Sloterdijks kurze Reverenz Platon gegenüber erschöpft sich auf Übernahme des Duals, der sensiblen und intelligiblen Menschenausstattung für seinen Gedankengang, die ihm, wie denn auch technokratisches Denken par excellence nicht anders sein kann, metaphorisch zur „Black Box“ und „White Box“ mutiert. Es stehen sich sozusagen als Anfang des philosophischen Denkens die Welt der Finsternis und die Welt des Lichts einander gegenüber, die in einen Wechselbezug treten und ihr Verhältnis im Stil von Yin und Yang verkehren. Das technische Denken greift die Entwicklung mechanisch, nicht organisch und teleologisch auf. Sloterdijk nicht anders. Es gibt keinen organischen Anfang: Platons Höhlenkind ohne Entwicklungsschritte zum teleologischen Zielpunkt: Platons Sonne, stattdessen die Pole Black Box und White Box, Finsternis und Licht. Eine elegante Lösung vieler Interpreten, um sich vorgegebenen Deutungspflichten des Textes zu entziehen.

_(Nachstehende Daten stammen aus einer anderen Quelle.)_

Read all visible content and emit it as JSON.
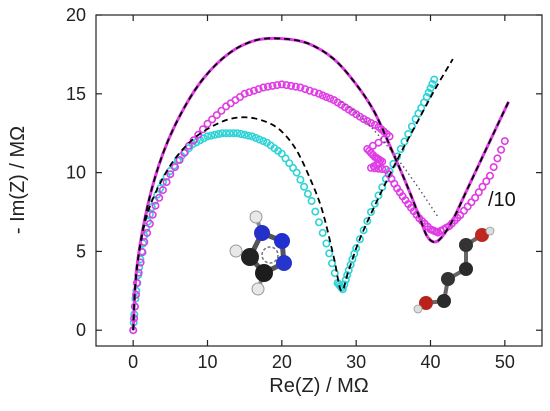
{
  "chart_data": {
    "type": "scatter",
    "title": "",
    "xlabel": "Re(Z) / MΩ",
    "ylabel": "- Im(Z) / MΩ",
    "xlim": [
      -5,
      55
    ],
    "ylim": [
      -1,
      20
    ],
    "x_ticks": [
      0,
      10,
      20,
      30,
      40,
      50
    ],
    "x_tick_labels": [
      "0",
      "10",
      "20",
      "30",
      "40",
      "50"
    ],
    "y_ticks": [
      0,
      5,
      10,
      15,
      20
    ],
    "y_tick_labels": [
      "0",
      "5",
      "10",
      "15",
      "20"
    ],
    "grid": false,
    "annotations": [
      "/10"
    ],
    "series": [
      {
        "color": "#2ed3d6",
        "style": "markers",
        "points": [
          [
            0,
            0
          ],
          [
            0.3,
            2
          ],
          [
            0.8,
            4
          ],
          [
            1.5,
            6
          ],
          [
            2.5,
            7.8
          ],
          [
            4,
            9.4
          ],
          [
            6,
            10.8
          ],
          [
            8,
            11.8
          ],
          [
            10,
            12.3
          ],
          [
            12,
            12.5
          ],
          [
            14,
            12.5
          ],
          [
            16,
            12.3
          ],
          [
            18,
            11.9
          ],
          [
            20,
            11.2
          ],
          [
            22,
            10
          ],
          [
            24,
            8.2
          ],
          [
            26,
            5.5
          ],
          [
            27.5,
            3
          ],
          [
            28.2,
            2.6
          ],
          [
            29,
            3.8
          ],
          [
            30,
            5.2
          ],
          [
            32,
            7.5
          ],
          [
            34,
            9.6
          ],
          [
            36,
            11.5
          ],
          [
            38,
            13.4
          ],
          [
            39.5,
            14.8
          ],
          [
            40.5,
            15.9
          ]
        ]
      },
      {
        "color": "#000000",
        "style": "dashed-fit",
        "points": [
          [
            0,
            0
          ],
          [
            0.3,
            3
          ],
          [
            1,
            5.5
          ],
          [
            2,
            7.5
          ],
          [
            3.5,
            9.2
          ],
          [
            5.5,
            10.8
          ],
          [
            8,
            12.1
          ],
          [
            10.5,
            12.9
          ],
          [
            13,
            13.4
          ],
          [
            15.5,
            13.5
          ],
          [
            18,
            13.2
          ],
          [
            20,
            12.6
          ],
          [
            22,
            11.4
          ],
          [
            24,
            9.4
          ],
          [
            25.5,
            7.5
          ],
          [
            27,
            4.6
          ],
          [
            28,
            2.5
          ],
          [
            29,
            3.8
          ],
          [
            30.5,
            5.8
          ],
          [
            33,
            8.4
          ],
          [
            35.5,
            10.8
          ],
          [
            38,
            13
          ],
          [
            40.5,
            15.2
          ],
          [
            43,
            17.2
          ]
        ]
      },
      {
        "color": "#e03ce6",
        "style": "markers",
        "points": [
          [
            0,
            0
          ],
          [
            0.5,
            3
          ],
          [
            1.5,
            5.6
          ],
          [
            3,
            7.9
          ],
          [
            5,
            9.9
          ],
          [
            7.5,
            11.7
          ],
          [
            10,
            13.1
          ],
          [
            12.5,
            14.2
          ],
          [
            15,
            15
          ],
          [
            17.5,
            15.4
          ],
          [
            20,
            15.6
          ],
          [
            22.5,
            15.4
          ],
          [
            25,
            15
          ],
          [
            27,
            14.6
          ],
          [
            29,
            14
          ],
          [
            31,
            13.4
          ],
          [
            33,
            12.9
          ],
          [
            34.5,
            12.3
          ],
          [
            31.5,
            11.5
          ],
          [
            32.5,
            11
          ],
          [
            33.5,
            10.7
          ],
          [
            32,
            10.3
          ],
          [
            34,
            10.2
          ],
          [
            35.5,
            9
          ],
          [
            37,
            8
          ],
          [
            38.5,
            7.1
          ],
          [
            40,
            6.4
          ],
          [
            41,
            6.2
          ],
          [
            42.5,
            6.6
          ],
          [
            44,
            7.3
          ],
          [
            46,
            8.4
          ],
          [
            48,
            9.8
          ],
          [
            50,
            12
          ]
        ]
      },
      {
        "color": "#e03ce6",
        "style": "line",
        "points": [
          [
            0,
            0
          ],
          [
            0.5,
            4
          ],
          [
            2,
            8
          ],
          [
            4,
            11.2
          ],
          [
            6.5,
            13.8
          ],
          [
            9.5,
            16
          ],
          [
            13,
            17.6
          ],
          [
            16.5,
            18.4
          ],
          [
            20,
            18.5
          ],
          [
            23.5,
            18.2
          ],
          [
            27,
            17.2
          ],
          [
            30,
            15.6
          ],
          [
            32.5,
            13.8
          ],
          [
            35,
            11.2
          ],
          [
            37,
            9
          ],
          [
            38.5,
            7.2
          ],
          [
            39.5,
            6
          ],
          [
            40.5,
            5.6
          ],
          [
            41.5,
            5.9
          ],
          [
            43,
            7
          ],
          [
            45,
            9
          ],
          [
            47,
            11
          ],
          [
            49,
            13
          ],
          [
            50.5,
            14.5
          ]
        ]
      },
      {
        "color": "#000000",
        "style": "dashed-fit",
        "points": [
          [
            0,
            0
          ],
          [
            0.5,
            4
          ],
          [
            2,
            8
          ],
          [
            4,
            11.2
          ],
          [
            6.5,
            13.8
          ],
          [
            9.5,
            16
          ],
          [
            13,
            17.6
          ],
          [
            16.5,
            18.4
          ],
          [
            20,
            18.5
          ],
          [
            23.5,
            18.2
          ],
          [
            27,
            17.2
          ],
          [
            30,
            15.6
          ],
          [
            32.5,
            13.8
          ],
          [
            35,
            11.2
          ],
          [
            37,
            9
          ],
          [
            38.5,
            7.2
          ],
          [
            39.5,
            6
          ],
          [
            40.5,
            5.6
          ],
          [
            41.5,
            5.9
          ],
          [
            43,
            7
          ],
          [
            45,
            9
          ],
          [
            47,
            11
          ],
          [
            49,
            13
          ],
          [
            50.5,
            14.5
          ]
        ]
      },
      {
        "color": "#555555",
        "style": "dotted-fit",
        "points": [
          [
            28,
            14.5
          ],
          [
            30,
            13.8
          ],
          [
            32,
            12.9
          ],
          [
            34,
            11.8
          ],
          [
            36,
            10.6
          ],
          [
            38,
            9.3
          ],
          [
            40,
            7.9
          ],
          [
            41,
            7.2
          ]
        ]
      }
    ]
  },
  "molecule_labels": {
    "triazole": "1,2,3-triazole molecule",
    "butanediol": "butanediol molecule"
  }
}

Es schummelt Sloterdijk, er führt die Außenwelt und Innenwelt à la Descartes (res extensa – res cogitans) ein und ordnet sie dem Verkehrungsspiel in der Weise wie schon angeführt zu, nämlich dass die Außenwelt in Finsternis versinkt und es in der Innenwelt hell und licht wird. So etwas wie die Wunschvorstellung à la Aristoteles setzt allerdings zugleich für den von der Arbeit wegtretenden Menschen folgerichtig einen thermodynamischen Schlusspunkt: Maschinenbetrieb und künstliche Intelligenz lassen den Menschen von der Arbeit wegtreten und ihn verblöden und die verschachtelte Außenwelt undurchsichtig werden. Die Frage nach der ontologischen Differenz stellt sich, nach dem opaken Ich und seinem Wert tut sich auf. Wer denn zu sehen weiß, hört es jetzt schon klopfen und andere, in der Mehrzahl, werden wohl kafkaesk und in Hilflosigkeit aufwachen. So könnte Sloterdijk den Gang der Dinge verstanden haben. Dass diese dystopische Denkbarkeit im Fortgang hochtechnologischer Rationalität besteht, sei in der Ambivalenz der Mittel von Fluch und Segen unbestritten. Es vermöchte Bernhard Waldenfels dagegen aufzutreten und andere Erziehung einfordern, die den humanen Geist zu mobilisieren vermag, allerdings, das fehlt auch bei Waldenfels, es wäre die dem Menschen eigene Vernunft für die Wahrheit des Ganzen noch erst zu entdecken. Descartes zuckte noch davor zurück, Gott, der doch auch ein böser Geist sein könnte, schon durch die Gabe der Vernunft zu ersetzen. Evolution und Entwicklung des Menschen fehlten noch dem Wissensstand, lagen für erkennendes Hinterfragen all des Vorherigen noch brach.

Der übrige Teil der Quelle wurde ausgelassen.